I've seen a few of these types of shows busting American pet stores but Marketplace should present an interesting Canadian perspective.


I'm not sure how much Marketplace will deal with the problem of almost all pet stores getting their puppies from puppy mills so here's a short video on that subject (and there are lots more videos on-line - just Google):


Anonymous said...

I have one dog that was store-bought as a puppy, but I guess I either got lucky or this store has more integrity than most. She's 3 years old now, a "Sh*tpoo" (part mini-poodle, part Shitzu). She's been excellent both in health and temperment, although I think my socializing efforts helped with the temperment part.

Fred said...

I think Stella was also store bought by her previous owner from P.J.'s. The health of pet shop bought dogs may or may not be the main issue but their origins definitely are as they almost always tend to be from puppy mills. Not that a store bought dog can't be loved as much or just as great as any other dog but contributing to the existence of puppy mills should be a consideration for people who are presently looking.

I'm not sure how much the Marketplace episode will go into the puppy mill aspects of pet store pets but I've added a short video in the main body above about the subject.

Anonymous said...

I was in my local Pet Crazy last month and was appalled to see several different breeds of pups for sale . It wasn`t the outrageous price that angered me. When I asked one of the staff where they were getting the pups, she told me that they get them all from a nice lady in Quebec. I had to hold my tongue and my hand was so close to slapping someone, I hurried out of there. Then I wrote a letter to head office. I don`t know if it did any good but at least the salesperson is still alive and employed and I`m not in jail. What is wrong with these people?
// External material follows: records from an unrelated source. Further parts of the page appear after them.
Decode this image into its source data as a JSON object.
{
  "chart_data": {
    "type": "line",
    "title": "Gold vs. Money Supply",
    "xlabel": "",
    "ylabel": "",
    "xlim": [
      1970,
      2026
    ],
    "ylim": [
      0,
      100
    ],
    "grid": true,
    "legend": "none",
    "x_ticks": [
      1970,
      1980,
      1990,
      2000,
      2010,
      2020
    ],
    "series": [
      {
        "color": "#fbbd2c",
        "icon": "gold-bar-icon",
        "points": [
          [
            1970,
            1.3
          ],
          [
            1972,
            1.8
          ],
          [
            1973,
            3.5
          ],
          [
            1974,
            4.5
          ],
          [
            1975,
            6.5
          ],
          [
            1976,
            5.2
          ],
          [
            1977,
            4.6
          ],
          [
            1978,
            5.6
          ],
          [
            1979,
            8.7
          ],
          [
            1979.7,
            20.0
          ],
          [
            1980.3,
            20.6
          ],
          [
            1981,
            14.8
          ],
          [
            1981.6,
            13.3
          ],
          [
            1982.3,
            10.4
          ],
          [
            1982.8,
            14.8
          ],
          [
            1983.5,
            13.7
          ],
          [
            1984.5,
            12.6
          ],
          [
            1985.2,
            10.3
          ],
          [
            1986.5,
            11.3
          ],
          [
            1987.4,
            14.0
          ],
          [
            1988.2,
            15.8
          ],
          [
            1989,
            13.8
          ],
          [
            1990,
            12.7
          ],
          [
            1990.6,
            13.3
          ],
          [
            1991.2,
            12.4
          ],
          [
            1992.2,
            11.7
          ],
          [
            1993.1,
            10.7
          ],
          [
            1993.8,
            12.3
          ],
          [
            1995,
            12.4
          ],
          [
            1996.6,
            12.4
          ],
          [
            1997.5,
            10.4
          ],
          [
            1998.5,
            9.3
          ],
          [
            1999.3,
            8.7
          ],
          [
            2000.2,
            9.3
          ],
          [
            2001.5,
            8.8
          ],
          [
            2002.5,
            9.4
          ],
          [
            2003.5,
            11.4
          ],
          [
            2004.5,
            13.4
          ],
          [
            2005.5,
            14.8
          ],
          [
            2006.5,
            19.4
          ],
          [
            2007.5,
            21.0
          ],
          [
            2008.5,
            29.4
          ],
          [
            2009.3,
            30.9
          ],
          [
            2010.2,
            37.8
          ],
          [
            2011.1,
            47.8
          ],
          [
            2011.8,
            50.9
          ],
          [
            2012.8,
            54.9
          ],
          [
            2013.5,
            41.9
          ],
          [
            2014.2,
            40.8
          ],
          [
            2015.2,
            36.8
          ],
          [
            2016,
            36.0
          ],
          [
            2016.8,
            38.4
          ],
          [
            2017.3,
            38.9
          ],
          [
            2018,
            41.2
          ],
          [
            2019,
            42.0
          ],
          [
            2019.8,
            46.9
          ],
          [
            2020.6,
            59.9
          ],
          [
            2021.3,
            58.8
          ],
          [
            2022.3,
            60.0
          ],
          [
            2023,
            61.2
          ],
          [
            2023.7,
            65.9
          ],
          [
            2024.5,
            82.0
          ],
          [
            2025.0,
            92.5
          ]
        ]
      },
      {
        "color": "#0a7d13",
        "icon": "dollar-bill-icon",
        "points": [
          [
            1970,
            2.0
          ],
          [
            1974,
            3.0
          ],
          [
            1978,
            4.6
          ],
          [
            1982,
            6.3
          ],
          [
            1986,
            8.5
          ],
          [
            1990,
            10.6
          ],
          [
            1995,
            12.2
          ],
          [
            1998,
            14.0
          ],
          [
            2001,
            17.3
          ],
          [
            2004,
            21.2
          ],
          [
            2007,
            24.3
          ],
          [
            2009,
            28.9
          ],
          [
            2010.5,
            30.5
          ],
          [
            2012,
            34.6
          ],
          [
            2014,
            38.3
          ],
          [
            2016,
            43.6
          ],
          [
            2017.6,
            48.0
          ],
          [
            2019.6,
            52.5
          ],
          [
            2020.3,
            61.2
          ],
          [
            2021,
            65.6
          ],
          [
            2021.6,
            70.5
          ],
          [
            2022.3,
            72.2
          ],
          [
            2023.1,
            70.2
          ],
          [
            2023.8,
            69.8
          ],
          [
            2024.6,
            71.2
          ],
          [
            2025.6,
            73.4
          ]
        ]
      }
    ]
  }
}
Are they that money hungry they cant find honest, respectable breeders in the area ? Breeders who don`t mind answering questions or allowing buyers to contact their vet would be a far more intelligent option to these `mill pups` I bet the puppy buyers would like to know where those babies came from .

Anonymous said...

I did get my second dog from a private rescue organization. He had some behavioural problems with adult strangers (but, oddly enough, never with me), but he's well over that now and he's an amazing dog too. At the time of my first dog I did know about puppy mills, but I never thought about "backyard breeders", which I think is where she came from.